When we think about superheroes, it’s doubtful that the image that comes to mind is that of A 6-centimeter worm.
And yet, plenty of studies suggest that these creatures could very well be a critical element when tackling the plastic pollution crisis.
That’s what the latest research from the University of Queensland has found.
The study was carried out in the University’s School of Chemistry and Molecular Biosciences and led by Dr. Chris Rinke. From their published abstract:
“Plastics are inexpensive and widely used organic polymers, but their high durability hinders biodegradation. Polystyrene, including extruded polystyrene (also known as styrofoam), is among the most commonly produced plastics worldwide and is recalcitrant to microbial degradation. In this study, we assessed changes in the gut microbiome of super worms (Zophobas morio) reared on bran, polystyrene or under starvation conditions over a 3 weeks period. Superworms on all diets were able to complete their life cycle to pupae and imago, although super worms reared on polystyrene had minimal weight gains, resulting in lower pupation rates compared to bran reared worms.”
They concluded that thanks to a bacterial enzyme in their gut, the common Zophobas Morio ‘super worm’ is capable of digesting and eating through polystyrene.
Polystyrene and plastic pollution
The problem of plastic pollution has been at the forefront of environmental efforts for decades, and in recent years it has only become more urgent.
According to the UN Environmental Program, UNEP, we produce around a whopping 400 million tonnes of plastic waste every year. 
In 2016 they estimated that 9-14 million tonnes per year were ending up in our oceans, and that figure is set to triple by 2040.
While recycling is often touted as the solution to this massive environmental problem, the truth is that the vast majority of plastic produced is not recycled and is usually not even recyclable.
Polystyrene, often used in single-use cups, plates, and cutlery is particularly problematic for several reasons.
For one, it’s not biodegradable, meaning that once it’s produced, it will remain in the environment indefinitely.
It’s also incredibly lightweight, making it easy for the wind to carry it long distances.
And finally, it cannot be recycled.
This is where the scientific researchers come in.
It’s not the first time scientists have turned to worms to test their recycling abilities.
Previous studies have found that mealworms, the common name given to the larvae of the mealworm beetle Tenebrio monitor, were able to survive on a diet exclusively of polystyrene. 
Other studies have shown that waxworms were capable of degrading polyethylene.
That’s what led Dr. Rinke and his team to believe that super worms, the name given to the larvae of the darkling beetle Zophobas morio due to their large size, would be similarly able to digest the plastic.
In the study published in Microbial Genomics, Dr. Chris Rinke and his team established three test groups and fed them each a different diet:
- Untreated polystyrene foam
- Wheat bran
- No food (as a fasting control group)
The study took place over three weeks, with the super worms and polystyrene blocks being weighed twice a week.
The researchers found that within 24 hours, as they were given no alternative food sources, the super worms started eating their way through the blocks of polystyrene .
These findings confirm that, just like their cousins, the super worms not only survived the test but even managed to gain weight.
With the help of their gut microbes, they were able to extract energy with which to grow from the polystyrene.
In order to establish how the super worms were able to digest the polystyrene they were fed, researchers turned to the technique of metagenomics.

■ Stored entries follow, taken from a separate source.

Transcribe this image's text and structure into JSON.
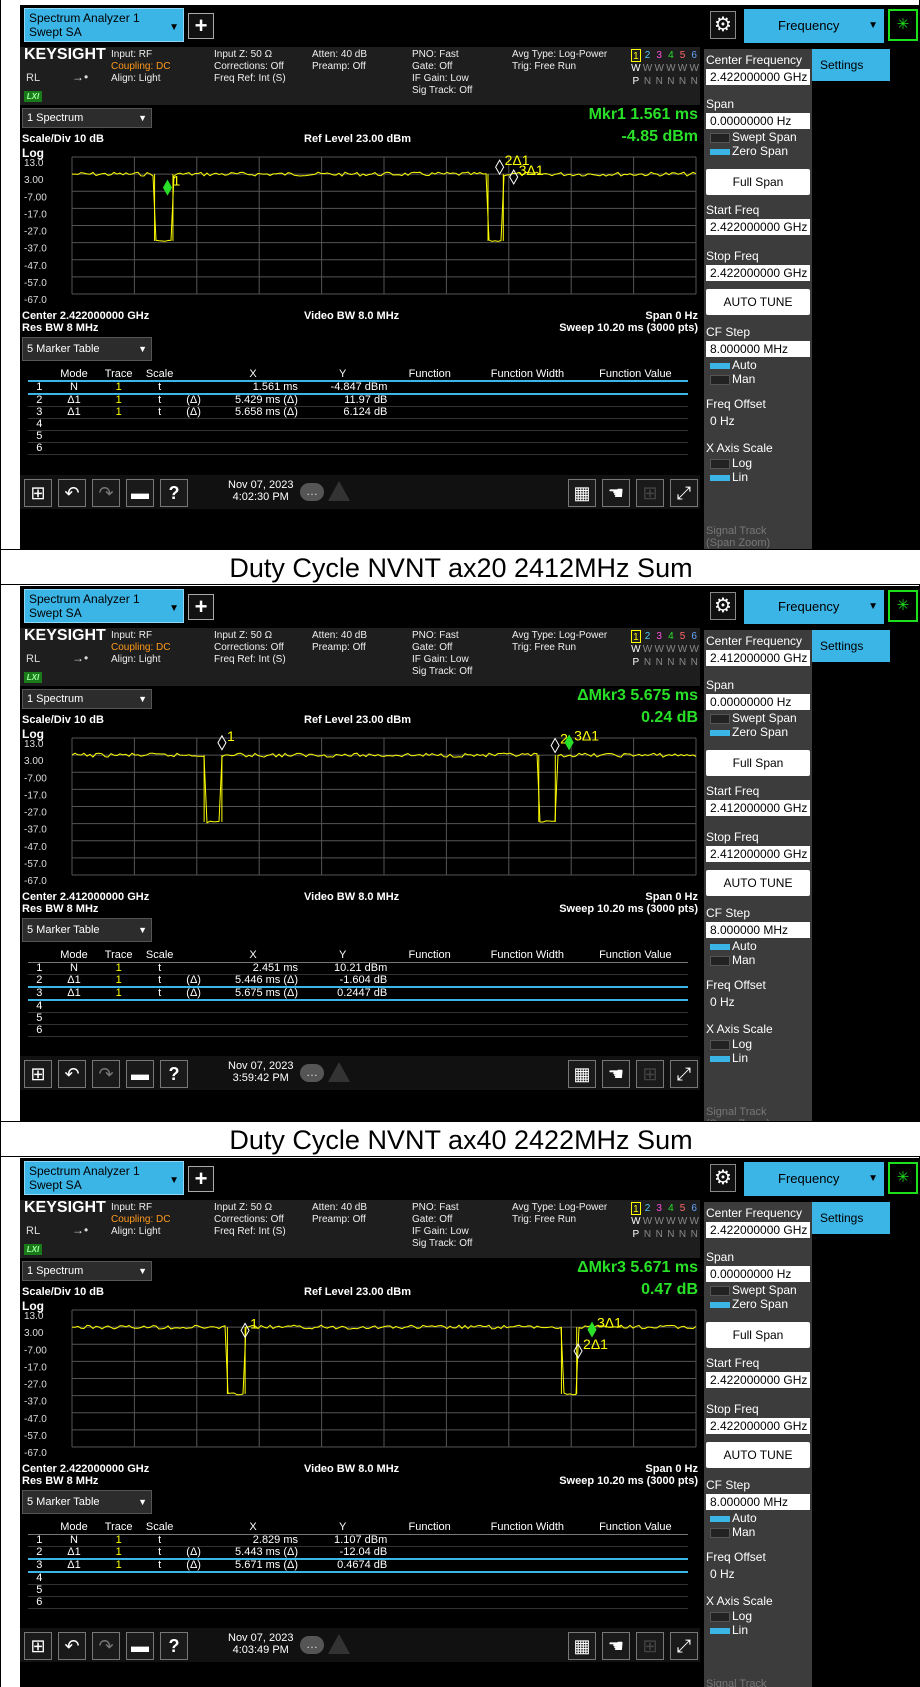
{
  "captions": [
    "Duty Cycle NVNT ax20 2412MHz Sum",
    "Duty Cycle NVNT ax40 2422MHz Sum"
  ],
  "common": {
    "app_title_line1": "Spectrum Analyzer 1",
    "app_title_line2": "Swept SA",
    "plus_label": "+",
    "gear_label": "⚙",
    "menu_label": "Frequency",
    "brand": "KEYSIGHT",
    "rl": "RL",
    "lxi": "LXI",
    "input": "Input: RF",
    "coupling": "Coupling: DC",
    "align": "Align: Light",
    "input_z": "Input Z: 50 Ω",
    "corrections": "Corrections: Off",
    "freq_ref": "Freq Ref: Int (S)",
    "atten": "Atten: 40 dB",
    "preamp": "Preamp: Off",
    "pno": "PNO: Fast",
    "gate": "Gate: Off",
    "if_gain": "IF Gain: Low",
    "sig_track": "Sig Track: Off",
    "avg_type": "Avg Type: Log-Power",
    "trig": "Trig: Free Run",
    "trace_nums": [
      "1",
      "2",
      "3",
      "4",
      "5",
      "6"
    ],
    "trace_types": [
      "W",
      "W",
      "W",
      "W",
      "W",
      "W"
    ],
    "trace_dets": [
      "P",
      "N",
      "N",
      "N",
      "N",
      "N"
    ],
    "spectrum_sel": "1 Spectrum",
    "scale_div": "Scale/Div 10 dB",
    "ref_level": "Ref Level 23.00 dBm",
    "log_label": "Log",
    "y_ticks": [
      "13.0",
      "3.00",
      "-7.00",
      "-17.0",
      "-27.0",
      "-37.0",
      "-47.0",
      "-57.0",
      "-67.0"
    ],
    "video_bw": "Video BW 8.0 MHz",
    "span_zero": "Span 0 Hz",
    "res_bw": "Res BW 8 MHz",
    "sweep": "Sweep 10.20 ms (3000 pts)",
    "marker_table_sel": "5 Marker Table",
    "table_headers": [
      "",
      "Mode",
      "Trace",
      "Scale",
      "",
      "X",
      "Y",
      "Function",
      "Function Width",
      "Function Value"
    ],
    "sidebar": {
      "settings": "Settings",
      "center_freq_label": "Center Frequency",
      "span_label": "Span",
      "span_value": "0.00000000 Hz",
      "swept_span": "Swept Span",
      "zero_span": "Zero Span",
      "full_span": "Full Span",
      "start_freq_label": "Start Freq",
      "stop_freq_label": "Stop Freq",
      "auto_tune": "AUTO TUNE",
      "cf_step_label": "CF Step",
      "cf_step_value": "8.000000 MHz",
      "auto": "Auto",
      "man": "Man",
      "freq_offset_label": "Freq Offset",
      "freq_offset_value": "0 Hz",
      "x_axis_label": "X Axis Scale",
      "log": "Log",
      "lin": "Lin",
      "signal_track": "Signal Track",
      "span_zoom": "(Span Zoom)"
    }
  },
  "panels": [
    {
      "freq": "2.422000000 GHz",
      "center": "Center 2.422000000 GHz",
      "mkr_line1": "Mkr1  1.561 ms",
      "mkr_line2": "-4.85 dBm",
      "date": "Nov 07, 2023",
      "time": "4:02:30 PM",
      "selected_row": 0,
      "rows": [
        {
          "n": "1",
          "mode": "N",
          "trace": "1",
          "scale": "t",
          "d": "",
          "x": "1.561 ms",
          "y": "-4.847 dBm"
        },
        {
          "n": "2",
          "mode": "Δ1",
          "trace": "1",
          "scale": "t",
          "d": "(Δ)",
          "x": "5.429 ms (Δ)",
          "y": "11.97 dB"
        },
        {
          "n": "3",
          "mode": "Δ1",
          "trace": "1",
          "scale": "t",
          "d": "(Δ)",
          "x": "5.658 ms (Δ)",
          "y": "6.124 dB"
        },
        {
          "n": "4",
          "mode": "",
          "trace": "",
          "scale": "",
          "d": "",
          "x": "",
          "y": ""
        },
        {
          "n": "5",
          "mode": "",
          "trace": "",
          "scale": "",
          "d": "",
          "x": "",
          "y": ""
        },
        {
          "n": "6",
          "mode": "",
          "trace": "",
          "scale": "",
          "d": "",
          "x": "",
          "y": ""
        }
      ],
      "trace_data": {
        "units": "ms",
        "dips": [
          [
            1.35,
            1.65
          ],
          [
            6.8,
            7.05
          ]
        ],
        "high_dbm": 3.0,
        "low_dbm": -36.0
      },
      "markers": [
        {
          "label": "1",
          "x_ms": 1.561,
          "level_dbm": -4.85,
          "active": true
        },
        {
          "label": "2Δ1",
          "x_ms": 6.99,
          "level_dbm": 7.1,
          "active": false
        },
        {
          "label": "3Δ1",
          "x_ms": 7.22,
          "level_dbm": 1.3,
          "active": false
        }
      ]
    },
    {
      "freq": "2.412000000 GHz",
      "center": "Center 2.412000000 GHz",
      "mkr_line1": "ΔMkr3  5.675 ms",
      "mkr_line2": "0.24 dB",
      "date": "Nov 07, 2023",
      "time": "3:59:42 PM",
      "selected_row": 2,
      "rows": [
        {
          "n": "1",
          "mode": "N",
          "trace": "1",
          "scale": "t",
          "d": "",
          "x": "2.451 ms",
          "y": "10.21 dBm"
        },
        {
          "n": "2",
          "mode": "Δ1",
          "trace": "1",
          "scale": "t",
          "d": "(Δ)",
          "x": "5.446 ms (Δ)",
          "y": "-1.604 dB"
        },
        {
          "n": "3",
          "mode": "Δ1",
          "trace": "1",
          "scale": "t",
          "d": "(Δ)",
          "x": "5.675 ms (Δ)",
          "y": "0.2447 dB"
        },
        {
          "n": "4",
          "mode": "",
          "trace": "",
          "scale": "",
          "d": "",
          "x": "",
          "y": ""
        },
        {
          "n": "5",
          "mode": "",
          "trace": "",
          "scale": "",
          "d": "",
          "x": "",
          "y": ""
        },
        {
          "n": "6",
          "mode": "",
          "trace": "",
          "scale": "",
          "d": "",
          "x": "",
          "y": ""
        }
      ],
      "trace_data": {
        "units": "ms",
        "dips": [
          [
            2.16,
            2.45
          ],
          [
            7.63,
            7.9
          ]
        ],
        "high_dbm": 3.0,
        "low_dbm": -36.0
      },
      "markers": [
        {
          "label": "1",
          "x_ms": 2.451,
          "level_dbm": 10.21,
          "active": false
        },
        {
          "label": "2",
          "x_ms": 7.897,
          "level_dbm": 8.6,
          "active": false
        },
        {
          "label": "3Δ1",
          "x_ms": 8.126,
          "level_dbm": 10.45,
          "active": true
        }
      ]
    },
    {
      "freq": "2.422000000 GHz",
      "center": "Center 2.422000000 GHz",
      "mkr_line1": "ΔMkr3  5.671 ms",
      "mkr_line2": "0.47 dB",
      "date": "Nov 07, 2023",
      "time": "4:03:49 PM",
      "selected_row": 2,
      "rows": [
        {
          "n": "1",
          "mode": "N",
          "trace": "1",
          "scale": "t",
          "d": "",
          "x": "2.829 ms",
          "y": "1.107 dBm"
        },
        {
          "n": "2",
          "mode": "Δ1",
          "trace": "1",
          "scale": "t",
          "d": "(Δ)",
          "x": "5.443 ms (Δ)",
          "y": "-12.04 dB"
        },
        {
          "n": "3",
          "mode": "Δ1",
          "trace": "1",
          "scale": "t",
          "d": "(Δ)",
          "x": "5.671 ms (Δ)",
          "y": "0.4674 dB"
        },
        {
          "n": "4",
          "mode": "",
          "trace": "",
          "scale": "",
          "d": "",
          "x": "",
          "y": ""
        },
        {
          "n": "5",
          "mode": "",
          "trace": "",
          "scale": "",
          "d": "",
          "x": "",
          "y": ""
        },
        {
          "n": "6",
          "mode": "",
          "trace": "",
          "scale": "",
          "d": "",
          "x": "",
          "y": ""
        }
      ],
      "trace_data": {
        "units": "ms",
        "dips": [
          [
            2.54,
            2.83
          ],
          [
            8.0,
            8.25
          ]
        ],
        "high_dbm": 3.0,
        "low_dbm": -36.0
      },
      "markers": [
        {
          "label": "1",
          "x_ms": 2.829,
          "level_dbm": 1.107,
          "active": false
        },
        {
          "label": "2Δ1",
          "x_ms": 8.272,
          "level_dbm": -10.93,
          "active": false
        },
        {
          "label": "3Δ1",
          "x_ms": 8.5,
          "level_dbm": 1.57,
          "active": true
        }
      ]
    }
  ]
}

This consisted of looking at a sample of microorganisms from the super worms’ guts and, through DNA analysis, establishing what microbes were present to aid digestion.
Thanks to this technique, the scientists were able to detect all of the enzymes present in the super worms’ gut that had the capacity for polystyrene degradation.
The hope now is that through further investigation of these microorganisms and their enzymes, the team will be able to replicate the capacity to digest plastic without the need for super worms.
In a press release , co-author of the research, Ph.D. candidate Jiarui Sun, says that they aim to grow the gut bacteria in the lab and further test its ability to degrade polystyrene.
The future of plastic recycling
The hope now is that through further investigation of these enzymes, the team would be able to produce the bacteria in quantities large enough to be used in industrial settings.
According to Ms. Sun, “We can then look into how we can upscale this process to a level required for an entire recycling plant.” 
As Dr. Rinke pointed out, “Superworms are like mini recycling plants, shredding the polystyrene with their mouths and then feeding it to the bacteria in their gut.”
The byproducts resulting from this reaction could potentially be used by other microbes to create bioplastics.
Researchers hope that this form of bio-upcycling can encourage higher levels of plastic recycling, keeping them out of landfills.
Just one of the ways in which science is finding creative solutions to reduce the impact that plastic pollution has on our planet.